Nous sommes en 1996. TF1 décide, après casting, que la burundaise Khadja Nin sera l’attraction de l’été. La chaîne française passe un accord avec la maison de disque et fait remettre un vieux titre de la chanteuse au goût du jour. Il s’agit de « Sambolera », chanson passée inaperçue lors de sa sortie quelques années plutôt. On la programme matin et soir sur le petit écran, matraquant le téléspectateur (consommateur potentiel de musique exotique) printemps comme été, avec pour conséquence une explosion des ventes phénoménale pour le disque qui accompagne la campagne (200 000 exemplaires vendus, un double disque d’or). Khadja Nin avoue : « Je ne vois comment j’aurais pu refuser une occasion comme celle-là. Pour l’artiste africain que je suis, ce ne pouvait être qu’une bonne chose ». Même s’il lui faut en échange s’afficher avec le logo d’une marque de café à chacune de ses apparitions en image. L’enjeu en vaut la peine : « cela aurait pu être pire », concèdera-t-elle longtemps après.

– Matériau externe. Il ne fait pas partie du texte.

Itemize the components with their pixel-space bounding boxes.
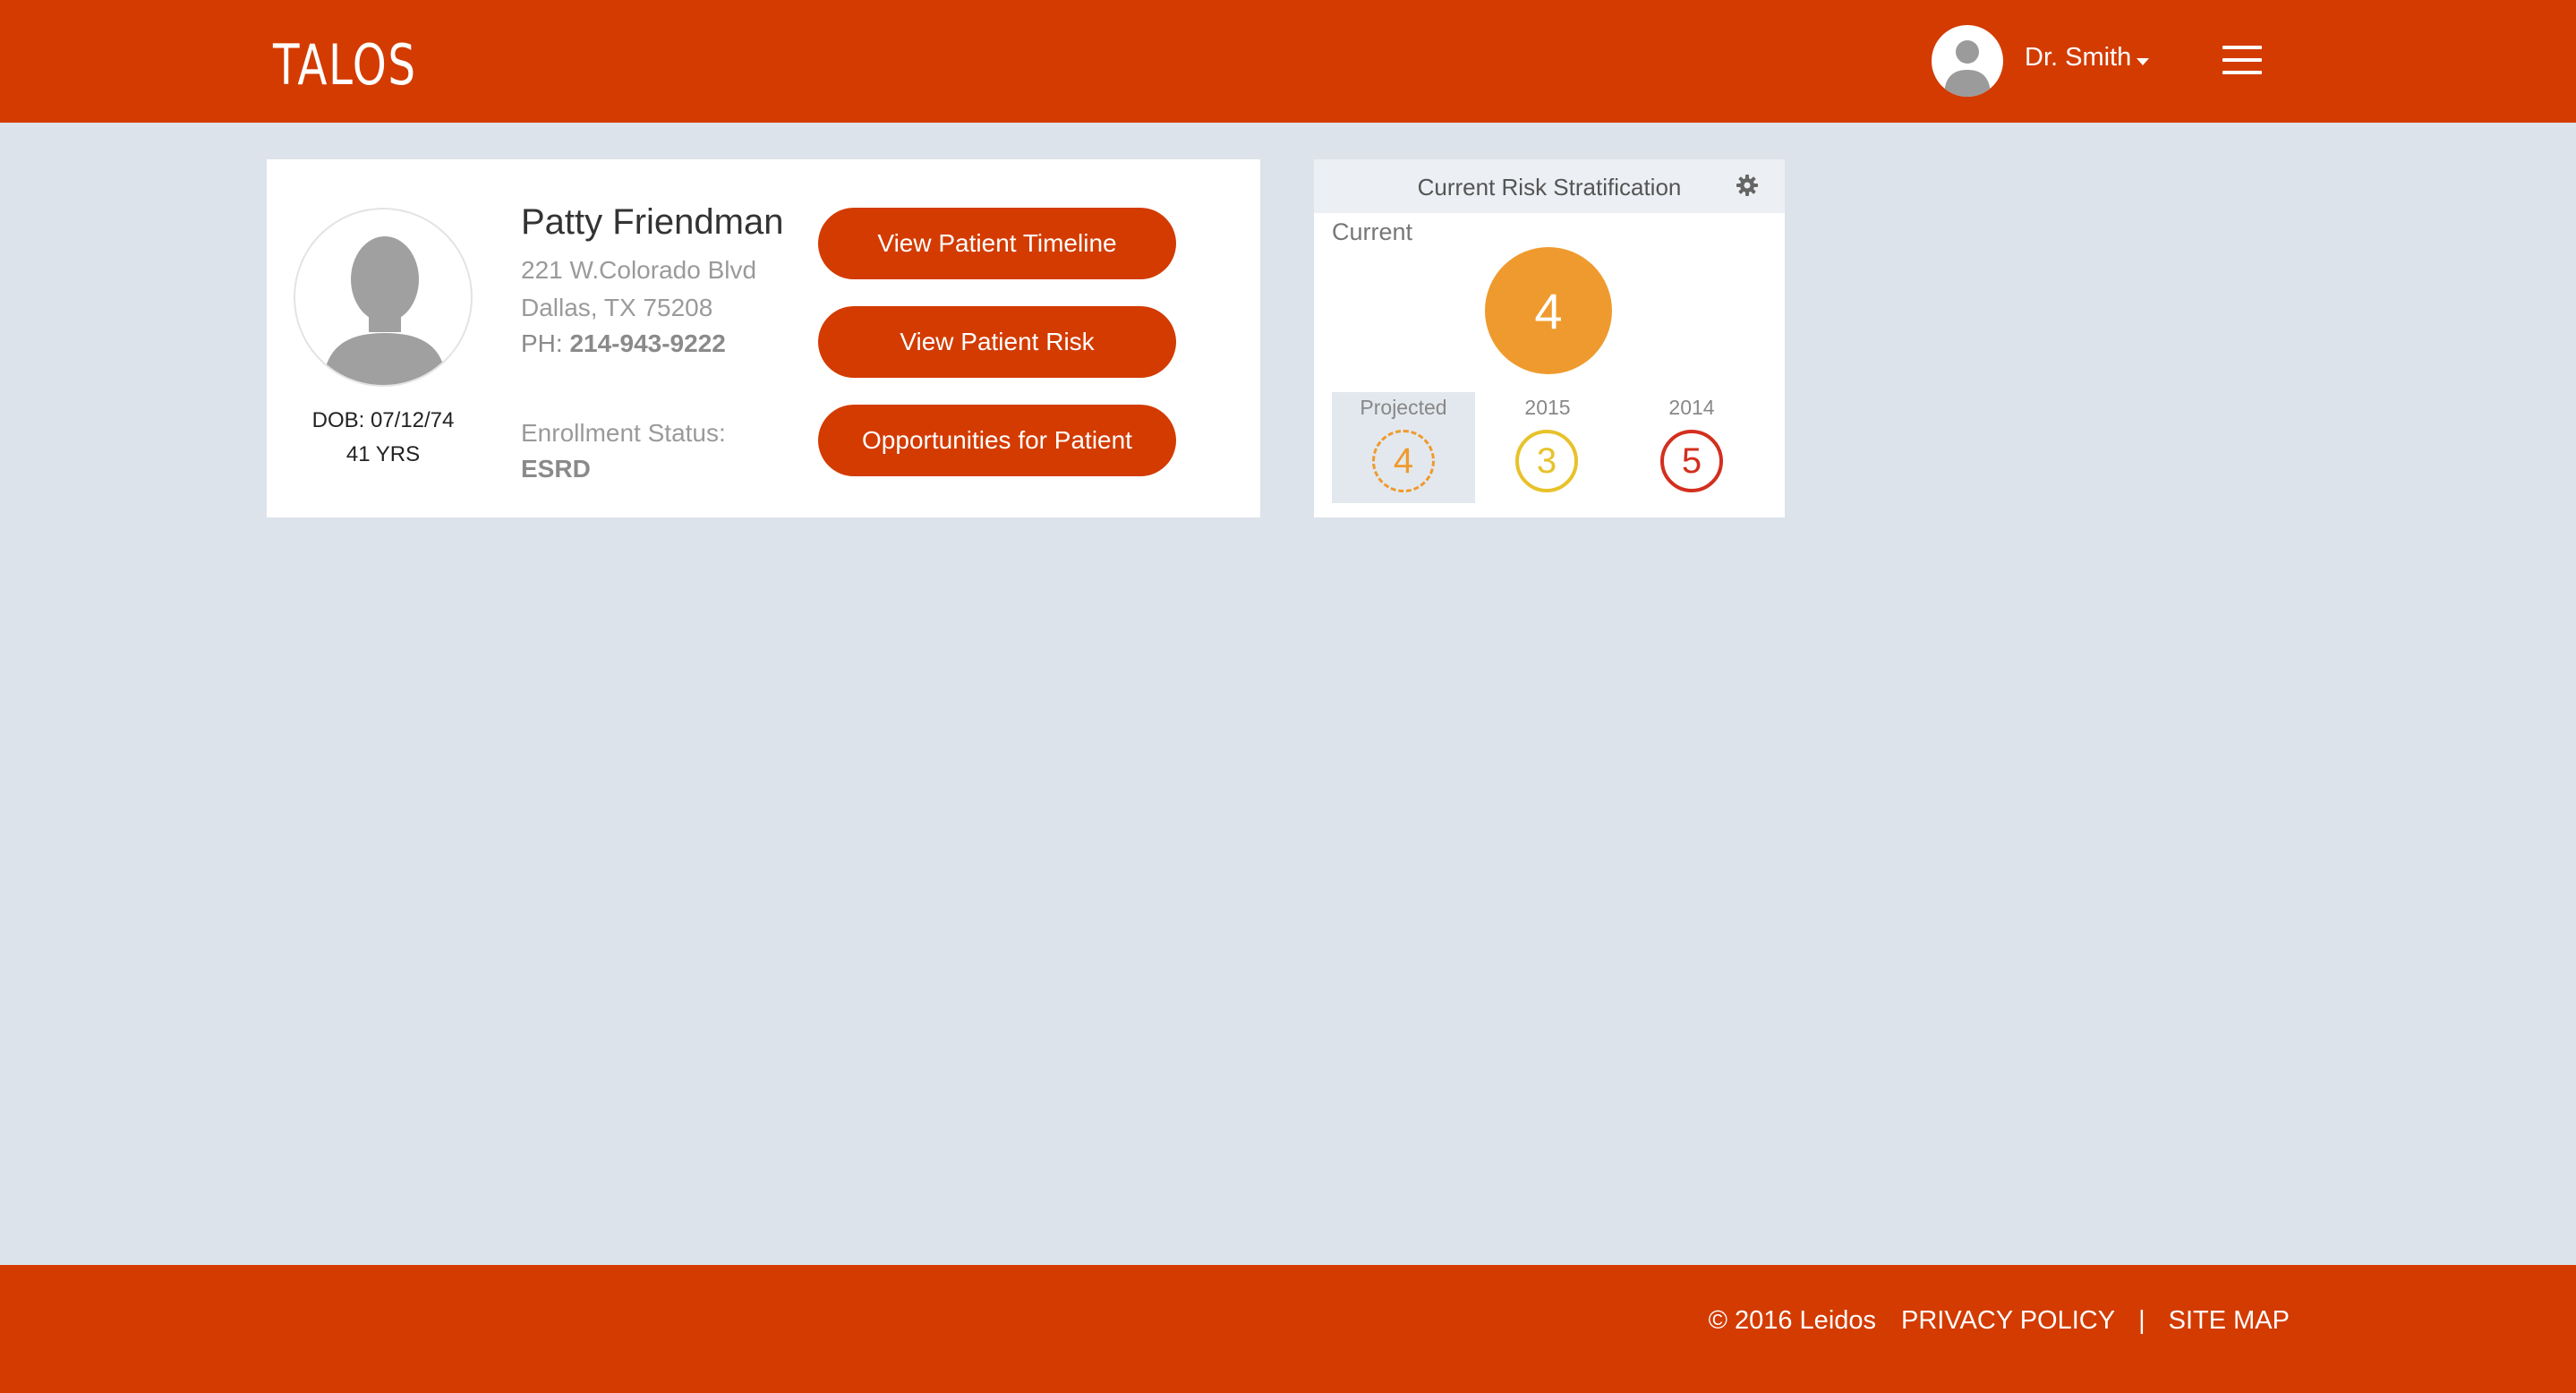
projected-risk-score: 4 <box>1372 430 1435 492</box>
patient-age: 41 YRS <box>345 442 421 466</box>
patient-address-line2: Dallas, TX 75208 <box>521 294 713 321</box>
footer-links: © 2016 Leidos PRIVACY POLICY | SITE MAP <box>1709 1306 2290 1336</box>
opportunities-for-patient-button[interactable]: Opportunities for Patient <box>818 405 1176 476</box>
patient-phone: PH: 214-943-9222 <box>521 329 726 358</box>
top-nav-bar: TALOS Dr. Smith <box>0 0 2576 123</box>
risk-card-header: Current Risk Stratification <box>1314 159 1785 213</box>
projected-label: Projected <box>1360 396 1447 419</box>
chevron-down-icon[interactable] <box>2137 58 2149 65</box>
user-name-dropdown[interactable]: Dr. Smith <box>2025 43 2131 73</box>
talos-logo[interactable]: TALOS <box>273 32 417 98</box>
view-patient-risk-button[interactable]: View Patient Risk <box>818 306 1176 378</box>
copyright-text: © 2016 Leidos <box>1708 1306 1877 1335</box>
year-2014-label: 2014 <box>1668 396 1715 419</box>
current-risk-score: 4 <box>1485 247 1612 374</box>
risk-score-2015: 3 <box>1515 430 1578 492</box>
patient-address-line1: 221 W.Colorado Blvd <box>521 256 757 284</box>
hamburger-menu-icon[interactable] <box>2222 46 2262 74</box>
year-2015-label: 2015 <box>1524 396 1571 419</box>
patient-summary-card: DOB: 07/12/74 41 YRS Patty Friendman 221… <box>267 159 1260 517</box>
footer-separator: | <box>2138 1306 2145 1335</box>
risk-card-title: Current Risk Stratification <box>1417 174 1682 201</box>
privacy-policy-link[interactable]: PRIVACY POLICY <box>1901 1306 2115 1336</box>
risk-score-2014: 5 <box>1660 430 1723 492</box>
enrollment-status-value: ESRD <box>521 455 591 483</box>
user-silhouette-icon <box>1944 40 1991 97</box>
view-patient-timeline-button[interactable]: View Patient Timeline <box>818 208 1176 279</box>
site-map-link[interactable]: SITE MAP <box>2169 1306 2290 1336</box>
phone-label: PH: <box>521 329 563 357</box>
patient-name: Patty Friendman <box>521 202 784 242</box>
gear-icon[interactable] <box>1735 173 1760 198</box>
patient-silhouette-icon <box>322 236 448 385</box>
enrollment-status-label: Enrollment Status: <box>521 419 726 447</box>
patient-dob: DOB: 07/12/74 <box>311 408 455 432</box>
footer-bar: © 2016 Leidos PRIVACY POLICY | SITE MAP <box>0 1265 2576 1393</box>
risk-stratification-card: Current Risk Stratification Current 4 Pr… <box>1314 159 1785 517</box>
phone-number: 214-943-9222 <box>569 329 726 357</box>
patient-avatar <box>294 208 473 387</box>
user-avatar[interactable] <box>1932 25 2003 97</box>
current-risk-label: Current <box>1332 218 1413 245</box>
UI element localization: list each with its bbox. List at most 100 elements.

A vrai dire, le deal est plus complexe. TF1, en contrepartie de sa passion africaine du moment, ramasse l’argent de la pub café Malongo et négocie un pourcentage non négligeable sur les droits d’édition de l’uvre plébiscitée : une affaire qui roule
Mais qui prouve à ceux qui en doutent qu’il suffit parfois de mettre les moyens à disposition pour imposer un artiste, même quand personne ne le connaît. Ces moyens, l’Afrique ne les a pas. Il faut donc attendre que les structures du show-biz occidental daignent s’intéresser au Continent comme à une lessive pour que les choses prennent soudainement une tournure différente. Qui a dit que les musiques africaines ne pouvaient interpeller un large public ? Le nerf de la guerre résulte du manque pour les imposer. C’est ce qui explique en partie pourquoi il y a peu d’artistes africains qui arrivent aujourd’hui à imposer, à l’instar des Marley et autres Fela, des genres aussi forts que le reggae ou l’afro-beat. En partie seulement, car le manque de génie et d’audace de la part des artistes est aussi à remettre à cause. Combien sont-ils à inventer une norme musicale porteuse d’un discours assez fort pour révolutionner la scène internationale ? Ils ont tellement peur du marché qu’ils préfèrent s’attaquer à plus petit. Ils composent alors un gentil répertoire personnalisé, soumis à l’éclectisme des goûts du public acheteur. L’étiquette world achève ensuite de les noyer dans un magma de confusion terrible, d’où seules des campagnes du genre TFI peuvent les ressortir. Un vrai casse-tête contre lequel le show-biz occidental arrive à en découdre, grâce aux moyens dont il dispose. Y arrivera-t-on un jour ? La réflexion est ouverte.